En septembre 1767 Pestalozzi débute son apprentissage d'agriculteur auprès de Tschiffeli dans le Kirchberg bernois. En fin de compte, cette formation ne sera pas bien longue, elle durera à peine neuf mois. Comme le prouvent plusieurs de ses lettres (à Anna Schulthess), il considérait son apprentissage comme étant la préparation à une occupation visant le bien du peuple et affirmait que son entreprise agricole devait contribuer « au bonheur de son prochain » (1, p.241). À ses yeux, ses actions futures en faveur des autres, planaient comme des visions idylliques. Il va s'avérer pourtant, que ses actions charitables ne seront pas adoucies par la joie, mais seront vécues dans la douleur, le renoncement et la déception.

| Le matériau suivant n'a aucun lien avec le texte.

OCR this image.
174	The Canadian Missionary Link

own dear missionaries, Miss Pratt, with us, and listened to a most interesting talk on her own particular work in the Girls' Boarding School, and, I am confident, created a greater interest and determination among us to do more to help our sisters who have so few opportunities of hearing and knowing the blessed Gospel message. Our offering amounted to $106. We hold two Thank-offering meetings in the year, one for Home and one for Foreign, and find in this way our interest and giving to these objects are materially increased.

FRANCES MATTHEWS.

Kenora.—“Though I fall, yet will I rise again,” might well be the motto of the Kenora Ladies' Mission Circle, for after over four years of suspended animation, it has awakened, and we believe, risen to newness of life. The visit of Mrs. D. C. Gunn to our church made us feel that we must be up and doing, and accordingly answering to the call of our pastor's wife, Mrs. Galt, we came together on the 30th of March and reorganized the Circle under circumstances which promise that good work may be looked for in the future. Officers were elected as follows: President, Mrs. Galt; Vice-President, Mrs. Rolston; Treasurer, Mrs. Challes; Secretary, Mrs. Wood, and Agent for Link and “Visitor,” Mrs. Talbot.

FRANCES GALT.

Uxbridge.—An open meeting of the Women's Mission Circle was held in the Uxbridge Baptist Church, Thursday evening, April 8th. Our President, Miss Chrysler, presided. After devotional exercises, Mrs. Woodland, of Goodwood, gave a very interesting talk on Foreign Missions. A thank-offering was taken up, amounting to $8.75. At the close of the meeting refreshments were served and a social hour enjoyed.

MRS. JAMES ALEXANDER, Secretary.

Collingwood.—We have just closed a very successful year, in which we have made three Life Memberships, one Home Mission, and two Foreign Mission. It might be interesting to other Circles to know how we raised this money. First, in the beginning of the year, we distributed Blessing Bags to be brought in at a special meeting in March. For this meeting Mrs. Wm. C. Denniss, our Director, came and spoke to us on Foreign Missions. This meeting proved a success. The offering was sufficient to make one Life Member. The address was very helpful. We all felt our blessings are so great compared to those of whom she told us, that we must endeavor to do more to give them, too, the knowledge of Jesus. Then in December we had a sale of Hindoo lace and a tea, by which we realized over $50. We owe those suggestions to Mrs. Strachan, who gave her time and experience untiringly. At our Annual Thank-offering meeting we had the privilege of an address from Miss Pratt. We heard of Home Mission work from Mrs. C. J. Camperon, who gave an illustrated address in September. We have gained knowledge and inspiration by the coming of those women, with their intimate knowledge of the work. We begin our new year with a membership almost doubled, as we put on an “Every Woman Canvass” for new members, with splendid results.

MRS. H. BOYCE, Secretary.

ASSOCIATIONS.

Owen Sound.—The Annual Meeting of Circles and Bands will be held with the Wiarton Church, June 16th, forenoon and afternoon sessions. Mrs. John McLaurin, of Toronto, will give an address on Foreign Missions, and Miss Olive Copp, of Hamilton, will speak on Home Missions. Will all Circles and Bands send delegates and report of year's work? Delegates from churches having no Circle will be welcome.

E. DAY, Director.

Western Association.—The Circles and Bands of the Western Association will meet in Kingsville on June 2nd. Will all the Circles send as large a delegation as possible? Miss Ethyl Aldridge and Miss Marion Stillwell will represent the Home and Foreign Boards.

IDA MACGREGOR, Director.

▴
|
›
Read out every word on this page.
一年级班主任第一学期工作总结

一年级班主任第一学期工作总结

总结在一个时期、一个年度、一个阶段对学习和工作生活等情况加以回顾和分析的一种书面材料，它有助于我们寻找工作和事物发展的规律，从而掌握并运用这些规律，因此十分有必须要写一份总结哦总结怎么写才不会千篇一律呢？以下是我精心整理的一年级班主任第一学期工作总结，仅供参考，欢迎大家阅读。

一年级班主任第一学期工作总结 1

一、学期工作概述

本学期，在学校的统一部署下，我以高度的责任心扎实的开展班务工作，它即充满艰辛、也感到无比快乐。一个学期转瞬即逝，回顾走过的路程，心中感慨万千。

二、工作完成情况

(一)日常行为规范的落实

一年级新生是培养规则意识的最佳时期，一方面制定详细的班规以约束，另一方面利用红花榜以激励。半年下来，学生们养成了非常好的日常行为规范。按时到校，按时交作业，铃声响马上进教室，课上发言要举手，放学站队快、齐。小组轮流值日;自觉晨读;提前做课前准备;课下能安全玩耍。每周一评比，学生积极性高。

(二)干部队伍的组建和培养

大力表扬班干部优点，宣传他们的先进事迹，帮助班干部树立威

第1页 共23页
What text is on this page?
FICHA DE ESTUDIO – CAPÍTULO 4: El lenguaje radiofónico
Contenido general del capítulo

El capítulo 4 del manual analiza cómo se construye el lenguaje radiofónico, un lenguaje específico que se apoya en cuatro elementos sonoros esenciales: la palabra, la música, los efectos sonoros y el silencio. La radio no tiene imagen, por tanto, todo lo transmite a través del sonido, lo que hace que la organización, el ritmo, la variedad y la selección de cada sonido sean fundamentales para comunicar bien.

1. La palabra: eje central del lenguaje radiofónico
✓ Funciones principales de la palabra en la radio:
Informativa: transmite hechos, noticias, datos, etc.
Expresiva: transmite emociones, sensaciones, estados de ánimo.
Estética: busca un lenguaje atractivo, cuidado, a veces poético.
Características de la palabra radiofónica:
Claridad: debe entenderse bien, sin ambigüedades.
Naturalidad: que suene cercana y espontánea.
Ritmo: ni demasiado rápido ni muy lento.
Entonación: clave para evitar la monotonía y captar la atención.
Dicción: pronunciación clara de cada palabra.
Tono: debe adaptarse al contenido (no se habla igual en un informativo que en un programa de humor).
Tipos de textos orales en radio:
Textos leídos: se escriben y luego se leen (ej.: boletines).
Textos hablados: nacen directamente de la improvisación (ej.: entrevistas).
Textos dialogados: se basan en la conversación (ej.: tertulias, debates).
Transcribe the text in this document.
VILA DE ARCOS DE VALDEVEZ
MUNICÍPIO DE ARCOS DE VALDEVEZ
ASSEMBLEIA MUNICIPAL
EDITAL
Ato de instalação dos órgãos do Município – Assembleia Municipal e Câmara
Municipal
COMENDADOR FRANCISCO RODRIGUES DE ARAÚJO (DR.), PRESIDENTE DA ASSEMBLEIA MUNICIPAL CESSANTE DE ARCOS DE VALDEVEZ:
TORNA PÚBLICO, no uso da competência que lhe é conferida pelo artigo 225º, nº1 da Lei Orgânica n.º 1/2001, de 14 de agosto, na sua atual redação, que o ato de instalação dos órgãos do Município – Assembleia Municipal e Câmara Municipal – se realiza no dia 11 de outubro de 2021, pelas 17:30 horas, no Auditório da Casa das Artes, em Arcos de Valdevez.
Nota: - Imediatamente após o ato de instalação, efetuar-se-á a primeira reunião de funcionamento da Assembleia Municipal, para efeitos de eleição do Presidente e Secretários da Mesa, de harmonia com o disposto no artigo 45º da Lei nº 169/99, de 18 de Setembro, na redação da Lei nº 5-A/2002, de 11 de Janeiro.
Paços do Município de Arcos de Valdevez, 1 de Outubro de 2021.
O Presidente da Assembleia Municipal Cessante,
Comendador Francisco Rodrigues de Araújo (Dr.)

Une fois de retour du Kirchberg, Pestalozzi fait l'acquisition, à 25 kilomètres de Zurich, dans le petit village de Birr où il est enterré – de plus de 20 ha d'une terre agricole et de pâturages productifs, considérés comme pouvant nourrir plus de 50 paysans. Il y bâtit, en dehors du village, un nouveau bâtiment, le « Neuhof ». Il sera désormais sa résidence, et le restera même lorsque plus tard il travaillera ailleurs. Il y habitera et l'administrera jusqu'en 1798 et il y reviendra plus tard en 1835, lorsqu'il devra fermer son institut pédagogique d'Yverdon. Pendant son absence, le Neuhof sera géré par son fils unique, qui mourra en 1801 à 31 ans, puis par le deuxième mari de sa bru et finalement par Gottlieb, l'unique petit-fils de Pestalozzi. Aujourd'hui, le Neuhof est un centre éducatif et de formation pour jeunes en difficulté.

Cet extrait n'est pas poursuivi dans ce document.